Hamlet, in spite of a prejudice current in certain circles that if now produced for the first time it would fail, is the most popular play in our language. It amuses thousands annually, and it stimulates the minds of millions. Performed in barns and minor theatres oftener than in Theatres Royal, it is always and everywhere attractive. The lowest and most ignorant audiences delight in it.

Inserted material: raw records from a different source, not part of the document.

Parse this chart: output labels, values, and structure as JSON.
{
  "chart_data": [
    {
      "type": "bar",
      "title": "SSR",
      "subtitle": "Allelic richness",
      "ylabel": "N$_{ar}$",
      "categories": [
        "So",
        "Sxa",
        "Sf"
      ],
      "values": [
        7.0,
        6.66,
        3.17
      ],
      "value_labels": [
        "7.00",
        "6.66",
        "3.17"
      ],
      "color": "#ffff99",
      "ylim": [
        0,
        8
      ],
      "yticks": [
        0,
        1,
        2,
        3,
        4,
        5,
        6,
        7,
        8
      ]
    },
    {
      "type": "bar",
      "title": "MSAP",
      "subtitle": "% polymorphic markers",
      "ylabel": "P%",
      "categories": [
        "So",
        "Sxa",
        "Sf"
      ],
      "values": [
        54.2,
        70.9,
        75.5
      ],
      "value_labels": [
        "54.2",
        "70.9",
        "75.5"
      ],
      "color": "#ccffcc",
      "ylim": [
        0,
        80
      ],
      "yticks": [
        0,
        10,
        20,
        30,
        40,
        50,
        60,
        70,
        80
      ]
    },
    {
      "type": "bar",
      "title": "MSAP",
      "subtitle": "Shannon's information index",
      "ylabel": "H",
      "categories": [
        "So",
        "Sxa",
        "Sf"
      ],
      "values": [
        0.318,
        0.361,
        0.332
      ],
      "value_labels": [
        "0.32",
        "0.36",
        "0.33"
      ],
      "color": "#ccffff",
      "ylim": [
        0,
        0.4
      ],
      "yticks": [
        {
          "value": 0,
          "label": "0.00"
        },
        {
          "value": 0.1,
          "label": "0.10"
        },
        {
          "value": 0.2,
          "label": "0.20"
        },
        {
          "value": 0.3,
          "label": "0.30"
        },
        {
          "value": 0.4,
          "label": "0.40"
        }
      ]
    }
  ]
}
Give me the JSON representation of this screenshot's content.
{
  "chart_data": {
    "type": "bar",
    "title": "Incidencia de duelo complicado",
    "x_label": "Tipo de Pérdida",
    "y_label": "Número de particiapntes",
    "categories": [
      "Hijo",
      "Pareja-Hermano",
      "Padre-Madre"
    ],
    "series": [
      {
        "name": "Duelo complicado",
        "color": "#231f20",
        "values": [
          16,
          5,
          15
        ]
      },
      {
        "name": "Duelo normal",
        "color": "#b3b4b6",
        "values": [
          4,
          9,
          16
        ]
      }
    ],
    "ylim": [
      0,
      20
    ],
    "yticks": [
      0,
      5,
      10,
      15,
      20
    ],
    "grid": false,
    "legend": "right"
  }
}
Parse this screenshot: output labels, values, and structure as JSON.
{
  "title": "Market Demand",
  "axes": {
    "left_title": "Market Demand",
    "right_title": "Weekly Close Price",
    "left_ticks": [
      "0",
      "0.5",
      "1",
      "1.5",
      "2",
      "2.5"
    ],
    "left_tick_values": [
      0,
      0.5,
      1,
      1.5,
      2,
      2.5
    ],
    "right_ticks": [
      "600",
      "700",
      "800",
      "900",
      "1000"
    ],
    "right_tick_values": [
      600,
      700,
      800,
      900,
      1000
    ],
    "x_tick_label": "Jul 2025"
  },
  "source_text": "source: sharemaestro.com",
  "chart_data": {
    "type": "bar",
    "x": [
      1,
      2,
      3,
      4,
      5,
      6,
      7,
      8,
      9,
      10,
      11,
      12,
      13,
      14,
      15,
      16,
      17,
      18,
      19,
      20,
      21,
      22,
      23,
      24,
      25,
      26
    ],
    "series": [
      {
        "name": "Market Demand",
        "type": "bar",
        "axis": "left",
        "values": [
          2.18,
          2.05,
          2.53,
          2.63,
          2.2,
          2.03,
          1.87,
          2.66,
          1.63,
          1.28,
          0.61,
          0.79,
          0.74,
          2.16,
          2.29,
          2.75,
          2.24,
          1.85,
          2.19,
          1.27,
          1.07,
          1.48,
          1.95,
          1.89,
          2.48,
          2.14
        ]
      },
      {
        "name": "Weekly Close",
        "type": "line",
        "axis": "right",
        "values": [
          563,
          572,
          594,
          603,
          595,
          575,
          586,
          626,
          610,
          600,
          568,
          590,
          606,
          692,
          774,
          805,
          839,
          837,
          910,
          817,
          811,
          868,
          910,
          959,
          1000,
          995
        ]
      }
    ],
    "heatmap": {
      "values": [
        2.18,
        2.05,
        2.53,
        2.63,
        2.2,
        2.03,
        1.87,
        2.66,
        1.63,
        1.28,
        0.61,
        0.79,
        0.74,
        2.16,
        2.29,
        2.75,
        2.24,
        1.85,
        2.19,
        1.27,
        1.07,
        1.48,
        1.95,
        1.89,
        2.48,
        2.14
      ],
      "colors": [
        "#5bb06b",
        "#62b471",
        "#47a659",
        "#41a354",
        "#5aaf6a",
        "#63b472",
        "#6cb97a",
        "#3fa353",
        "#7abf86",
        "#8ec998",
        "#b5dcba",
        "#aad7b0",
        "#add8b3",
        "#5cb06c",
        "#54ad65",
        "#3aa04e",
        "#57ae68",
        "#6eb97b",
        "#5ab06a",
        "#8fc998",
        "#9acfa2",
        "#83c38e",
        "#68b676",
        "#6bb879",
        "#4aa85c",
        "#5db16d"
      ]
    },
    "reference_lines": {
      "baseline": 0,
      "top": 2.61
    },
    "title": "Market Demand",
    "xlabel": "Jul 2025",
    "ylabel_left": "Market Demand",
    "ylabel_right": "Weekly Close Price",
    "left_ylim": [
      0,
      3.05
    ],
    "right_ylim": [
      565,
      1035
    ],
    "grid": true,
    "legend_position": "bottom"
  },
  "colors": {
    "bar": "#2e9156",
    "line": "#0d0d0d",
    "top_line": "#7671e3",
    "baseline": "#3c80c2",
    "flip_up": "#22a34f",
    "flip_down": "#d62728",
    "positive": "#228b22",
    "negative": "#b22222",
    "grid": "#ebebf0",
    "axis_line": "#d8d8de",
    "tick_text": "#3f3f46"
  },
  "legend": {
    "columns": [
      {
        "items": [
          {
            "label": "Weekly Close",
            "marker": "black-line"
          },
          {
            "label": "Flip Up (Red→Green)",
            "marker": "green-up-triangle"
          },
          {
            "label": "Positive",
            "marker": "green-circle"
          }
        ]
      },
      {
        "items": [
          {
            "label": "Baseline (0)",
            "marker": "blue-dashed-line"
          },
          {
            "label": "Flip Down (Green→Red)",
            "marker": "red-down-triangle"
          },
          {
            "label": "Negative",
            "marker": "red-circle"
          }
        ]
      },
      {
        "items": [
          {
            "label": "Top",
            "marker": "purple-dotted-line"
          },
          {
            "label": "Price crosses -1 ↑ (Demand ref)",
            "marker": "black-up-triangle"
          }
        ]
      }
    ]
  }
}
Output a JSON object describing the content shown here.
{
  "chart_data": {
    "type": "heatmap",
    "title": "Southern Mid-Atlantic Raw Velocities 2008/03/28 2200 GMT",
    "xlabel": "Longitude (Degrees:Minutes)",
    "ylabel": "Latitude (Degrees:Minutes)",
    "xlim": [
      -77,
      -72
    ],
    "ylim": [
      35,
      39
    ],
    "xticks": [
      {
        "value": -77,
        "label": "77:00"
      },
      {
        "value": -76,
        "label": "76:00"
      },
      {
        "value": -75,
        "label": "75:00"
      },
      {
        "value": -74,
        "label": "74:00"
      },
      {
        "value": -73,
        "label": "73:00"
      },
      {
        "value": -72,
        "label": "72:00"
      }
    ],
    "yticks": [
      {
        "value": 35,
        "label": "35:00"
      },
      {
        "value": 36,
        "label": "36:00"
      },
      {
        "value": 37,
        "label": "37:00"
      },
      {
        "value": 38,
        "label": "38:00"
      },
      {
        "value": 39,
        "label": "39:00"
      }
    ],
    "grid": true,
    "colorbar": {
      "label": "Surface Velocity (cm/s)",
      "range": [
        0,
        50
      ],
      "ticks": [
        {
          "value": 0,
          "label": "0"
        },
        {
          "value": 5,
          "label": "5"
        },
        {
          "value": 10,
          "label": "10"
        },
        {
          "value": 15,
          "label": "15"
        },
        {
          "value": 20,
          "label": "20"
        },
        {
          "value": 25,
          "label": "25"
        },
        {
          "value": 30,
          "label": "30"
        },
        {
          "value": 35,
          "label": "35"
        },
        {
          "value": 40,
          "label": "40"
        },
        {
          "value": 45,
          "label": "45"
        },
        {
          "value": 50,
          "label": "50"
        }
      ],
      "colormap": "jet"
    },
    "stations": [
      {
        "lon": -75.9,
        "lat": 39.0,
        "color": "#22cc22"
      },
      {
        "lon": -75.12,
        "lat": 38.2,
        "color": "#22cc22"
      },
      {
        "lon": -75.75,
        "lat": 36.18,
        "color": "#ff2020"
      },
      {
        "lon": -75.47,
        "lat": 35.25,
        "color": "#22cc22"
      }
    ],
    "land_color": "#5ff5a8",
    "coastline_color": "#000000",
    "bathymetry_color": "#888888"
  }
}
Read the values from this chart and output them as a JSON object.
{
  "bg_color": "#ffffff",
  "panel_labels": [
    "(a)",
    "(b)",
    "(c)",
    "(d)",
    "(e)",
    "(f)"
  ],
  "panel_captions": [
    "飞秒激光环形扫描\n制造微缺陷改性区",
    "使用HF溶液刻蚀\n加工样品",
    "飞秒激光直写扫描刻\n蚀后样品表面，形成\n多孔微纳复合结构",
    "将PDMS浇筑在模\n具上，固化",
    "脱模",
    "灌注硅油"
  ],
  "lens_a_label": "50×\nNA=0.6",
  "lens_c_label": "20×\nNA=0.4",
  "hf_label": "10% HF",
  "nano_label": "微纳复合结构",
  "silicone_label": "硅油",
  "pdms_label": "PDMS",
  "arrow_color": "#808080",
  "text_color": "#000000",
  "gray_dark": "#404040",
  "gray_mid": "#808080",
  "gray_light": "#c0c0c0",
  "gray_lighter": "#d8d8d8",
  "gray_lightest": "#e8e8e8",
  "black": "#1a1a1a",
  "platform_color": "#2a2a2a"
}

The source of the delight is twofold: First, its reach of thought on topics the most profound; for the dullest soul can feel a grandeur which it cannot understand, and will listen with hushed awe to the out-pourings of a great meditative mind obstinately questioning fate; Secondly, its wondrous dramatic variety. Only consider for a moment the striking effects it has in the Ghost; the tyrant murderer; the terrible adulterous queen; the melancholy hero, doomed to so awful a fate; the poor Ophelia, broken-hearted and dying in madness; the play within a play, entrapping the conscience of the King; the ghastly mirth of gravediggers; the funeral of Ophelia interrupted by a quarrel over her grave betwixt her brother and her lover; and finally, the hurried bloody dénouement. Such are the figures woven in the tapestry by passion and poetry. Add thereto the absorbing fascination of profound thoughts. It may indeed be called the tragedy of thought, for there is as much reflection as action in it; but the reflection itself is made dramatic, and hurries the breathless audience along, with an interest which knows no pause. Strange it is to notice in this work the indissoluble union of refinement with horrors, of reflection with tumult, of high and delicate poetry with broad, palpable, theatrical effects. The machinery is a machinery of horrors, physical and mental: ghostly apparitions -hideous revelations of incestuous adultery and murder-madness -Polonius killed like a rat while listening behind the arras-gravediggers casting skulls upon the stage and desecrating the churchyard with their mirth-these and other horrors form the machinery by which moves the highest, the grandest, and the most philosophic of tragedies.